Modern Fantasy: The Heir to Apocalyptic
I’ve reached day 25 in my ongoing quest to recover from knee surgery and am told I can look forward to at least 3 more weeks of crutches and knee braces. It’s not been all bad. There are worse things than lying on a couch for three and a half weeks, waited on hand and foot while viewing countless episodes of Battlestar Galactica and Gilmore Girls -- there’s a combination that will give you mental whiplash. I know it’s gone too far when I find myself rooting for Lorelai Gilmore to just pull out her blaster pistol and blow Emily out of the hatch or wondering why Captain Adama and the Cylons can’t just talk out their feelings.
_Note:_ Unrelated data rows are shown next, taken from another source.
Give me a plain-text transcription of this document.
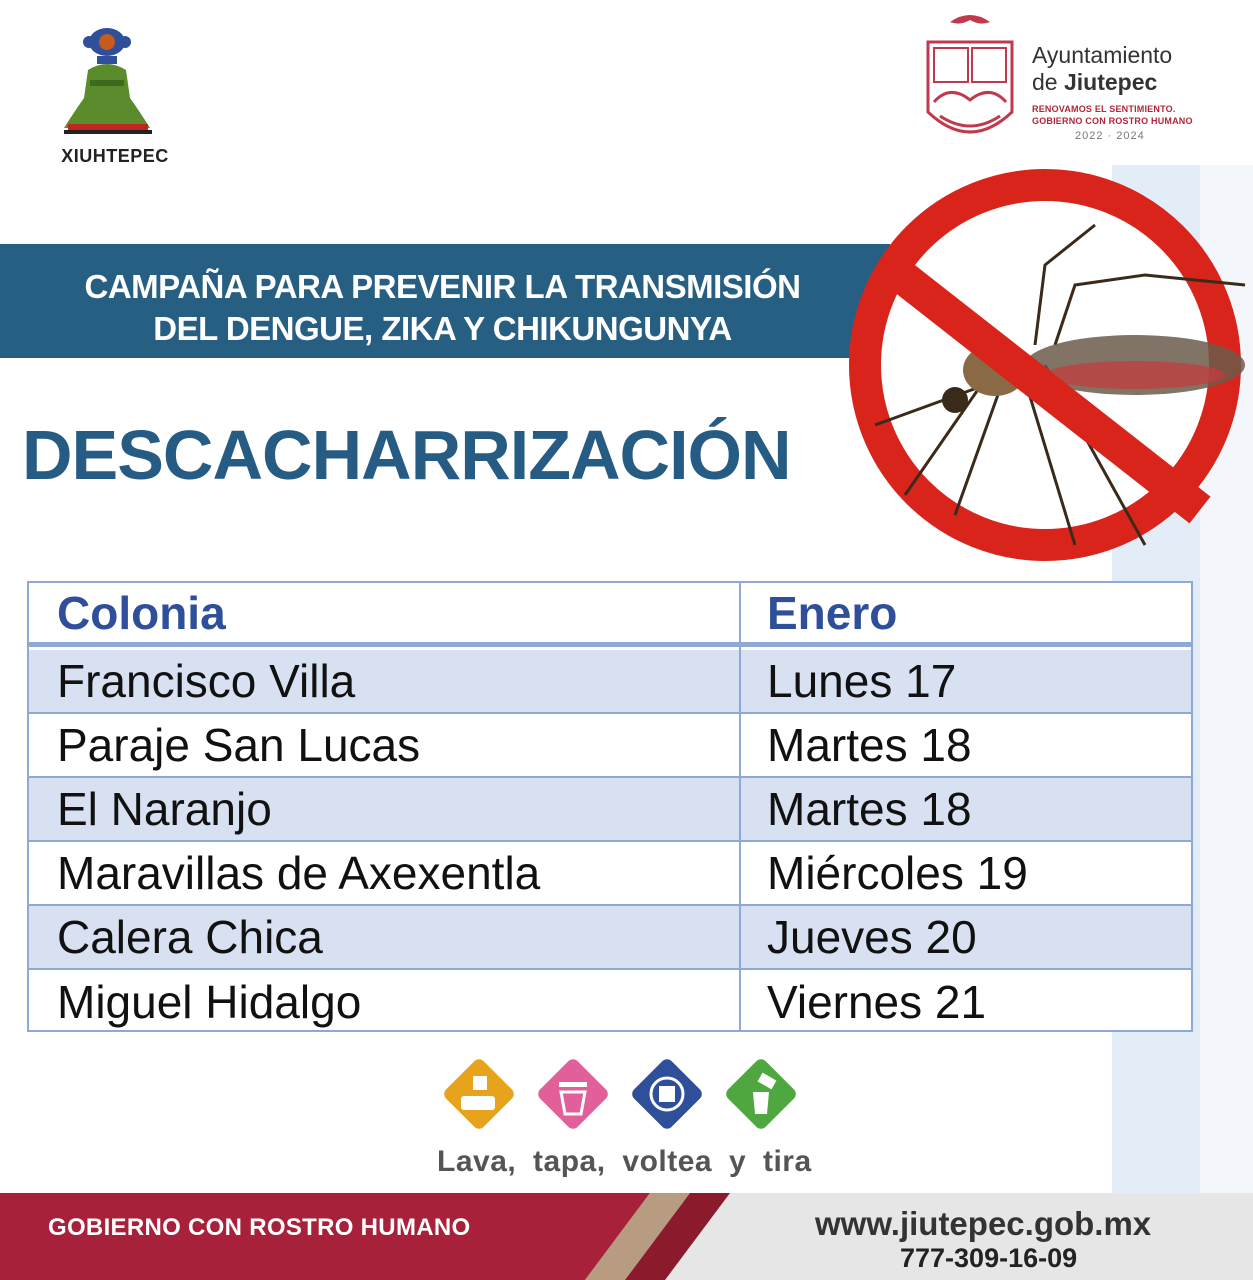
XIUHTEPEC
Ayuntamiento
de Jiutepec
RENOVAMOS EL SENTIMIENTO.
GOBIERNO CON ROSTRO HUMANO
2022 · 2024
CAMPAÑA PARA PREVENIR LA TRANSMISIÓN
DEL DENGUE, ZIKA Y CHIKUNGUNYA
DESCACHARRIZACIÓN
Colonia	Enero
Francisco Villa	Lunes 17
Paraje San Lucas	Martes 18
El Naranjo	Martes 18
Maravillas de Axexentla	Miércoles 19
Calera Chica	Jueves 20
Miguel Hidalgo	Viernes 21
Lava, tapa, voltea y tira
GOBIERNO CON ROSTRO HUMANO	www.jiutepec.gob.mx
777-309-16-09
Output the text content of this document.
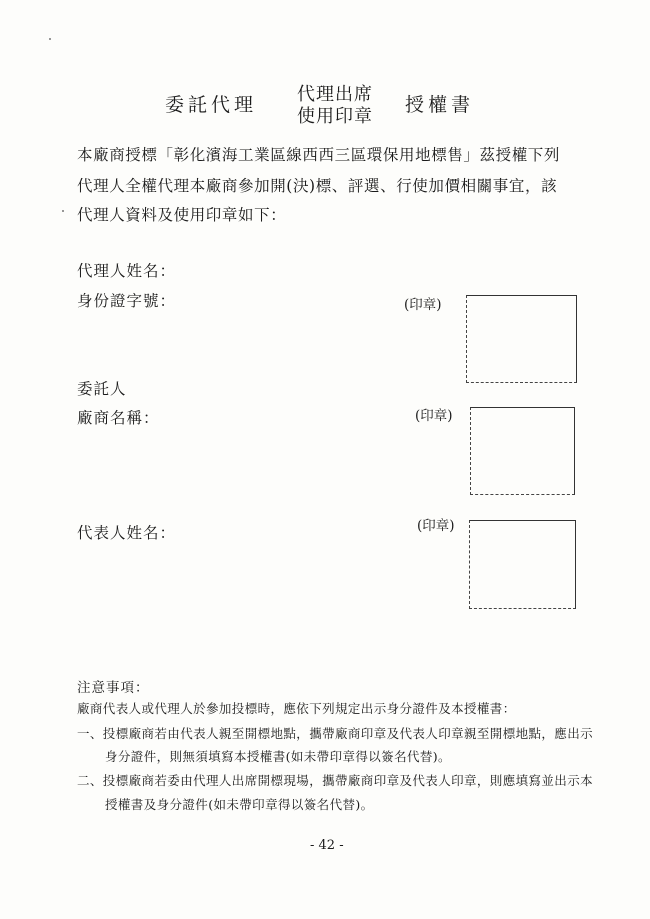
委託代理 代理出席
使用印章
授權書
本廠商授標「彰化濱海工業區線西西三區環保用地標售」茲授權下列
代理人全權代理本廠商參加開(決)標、評選、行使加價相關事宜，該
代理人資料及使用印章如下：
代理人姓名：
身份證字號：	(印章)
委託人
廠商名稱：	(印章)
代表人姓名：	(印章)
注意事項：
廠商代表人或代理人於參加投標時，應依下列規定出示身分證件及本授權書：
一、投標廠商若由代表人親至開標地點，攜帶廠商印章及代表人印章親至開標地點，應出示
身分證件，則無須填寫本授權書(如未帶印章得以簽名代替)。
二、投標廠商若委由代理人出席開標現場，攜帶廠商印章及代表人印章，則應填寫並出示本
授權書及身分證件(如未帶印章得以簽名代替)。
- 42 -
After all this, it’s no wonder my thoughts have turned apocalyptic. While writing my previous post in defense of fantasy, I decided such a defense was not complete without a nod towards apocalyptic. Scholars often note that one of the reasons ancient apocalyptic writings like the book of Revelation, Daniel, 1 Enoch, etc. are so difficult for us to understand is because we don’t write apocalypses anymore. It is a literary genre lost to us.
I suggest that is only partly true. The specific literary genre of an apocalypse has died out, but not without leaving an heir. I contend that the modern fantasy novel is a descendant of apocalyptic – they share a similar DNA. The stark dualism of good and evil, the thin veil between material and spiritual (or magical) reality, and the preference of communicating through symbols such as dragons and other mythical-type creatures inhabit the blood of each genre.
Andrew Greeley in his book God in Popular Culture recounts the major themes that can be found in many examples of modern fantasy and concludes by questioning how anyone can read works of modern fantasy and not see them as religious and theological novels.
Some scholars see the book of Revelation as having an escapist function not unlike that often attributed to modern fantasy novels. They say that those who read Revelation escape this harsh world by retreating into the imaginary world created by Revelation. There they gain a strength from that world that allows them to return to the real world and better deal with their problems.
In my doctoral dissertation, I argued for a slightly different approach, that is that the function of apocalyptic language is transformative. In other words, Revelation does not counsel a retreat from the real world into an imaginative one as much as it suggests that the symbolic world it creates is in a sense the real world. It attempts to transform our understanding of the world by getting us to interpret and experience it in a different way. One example: in a context where people experience the world as a place of suffering, injustice and evil, Revelation provides a vision of God seated on a heavenly throne – the message is that God is in control of this world even when your five senses tell you otherwise.
I suggest modern fantasy has a related function, though it plays out in a somewhat different way. The apocalyptic language of a book like Revelation argues that we have misinterpreted reality, that in fact the world IS different than we think it is. The apocalyptic language of modern fantasy suggests, I think, that the world CAN BE different than it is. By holding up the triumph of good over evil, the power of the spiritual world, and the quest for redemption and moral refinement, these works suggest that we can all be the heroes of our own story. We read The Lord of the Rings and feel that, just like Frodo, perhaps we too have the determination and moral focus to defeat the Lord of Mordor. In essence, modern fantasy is the language of hope.